And maybe I am just not getting this, but to me it feels like the Yankees get something out of these opt-outs too, rather than if it was simply a 3 year, $35 million contract with NO opt-outs.
The risk for a a reliever, on a 3-year deal with a lot of money involved ($35 million), is not the best way to build a team. Or the shrewdest of moves, I would say. Throw in Soriano's injury history in addition to all of that, and the only way this deal is worth it, is if he of course pitches well.
So, Soriano will only opt-out if he has a better offer, or thinks he can get a better offer, which means he will have to have pitched very well in order to do so. And since the draft pick is lost either way, it seems that if Soriano is great in 2011, then he might opt-out -- and the Yankees should be fine with that...
...because it would eliminate the risk of having to pay him two more years at $25 million. They would have surrendered the draft pick, and received one good year of Soriano, at $10 million.
Is anyone suggesting that signing Soriano to a one year deal, at $10 million would have been a mistake? Even so, it would have been much more logical to sign him for one or two years, rather than a guaranteed three. If there was no opt-out, then Soriano could have a great year, which is good for both parties, but the Yankees are still on the hook for 2 more years, $25 million for an injury prone reliever.
And there is nothing they can do about it, as they HAVE to pay him the money.
The only way the Yankees seem to lose is if Soriano doesn't pitch close to what he is being paid -- relative to what relievers are paid in general, not just what they are worth according to fWAR. If he posts, say, a 3.90 ERA and a 4.00 FIP, then opts out, the Yankees will have lost a draft pick AND received a performance that was not indicative of Soriano's talent level or his given salary. But the likelihood of him opting out after a sub-par year is practically non-existent, as only a foolish front office would give him more than the 2 years, $25 million he would already be guaranteed to get from the Yankees.
I honestly might not be getting this concept. I have had several people explain to me that having these opt-outs is worse for the Yankees, than not having them, and having given Soriano that three year, $35 million contract with no opt-outs at all. But it seems like Brian Cashman -- who according to sources wasn't really on board with this transaction -- now has a way of not having to commit all this money to Soriano. If there was no way to opt-out, then Cashman would have to pay a 31 year old, injury-risk of a reliever, $35 million, no ifs, and's, or but's about it.
I know that people say player opt-outs most always favor the player himself, but for some reason I can't grasp the concept that this doesn't help the Yankees too.

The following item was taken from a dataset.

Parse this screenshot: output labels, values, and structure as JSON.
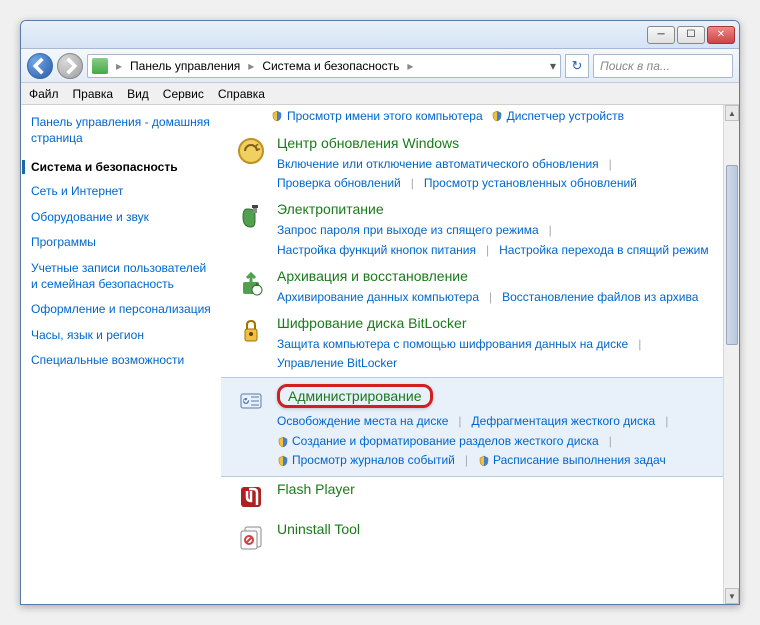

So finishing up...I don't condone these types of contracts to relievers. Because three years is too long for relievers in their 30's, and giving up the draft pick is a definite risk as well. So the Soriano contract is not a good one, and am no way am I saying that it is. It just seems to me that this contract is better than it would be, if there was no escape for the Yankees. No escape for Cashman, who has proven in the past that he prefers to be build a cheap bullpen surrounding Rivera. Investing money into starting pitching and position players all around the diamond.
And now there is an escape...
Which would have been the better deal for the YANKEES: Soriano receives 3 years, $35 million with no way to opt-out? Or the contract as currently constructed?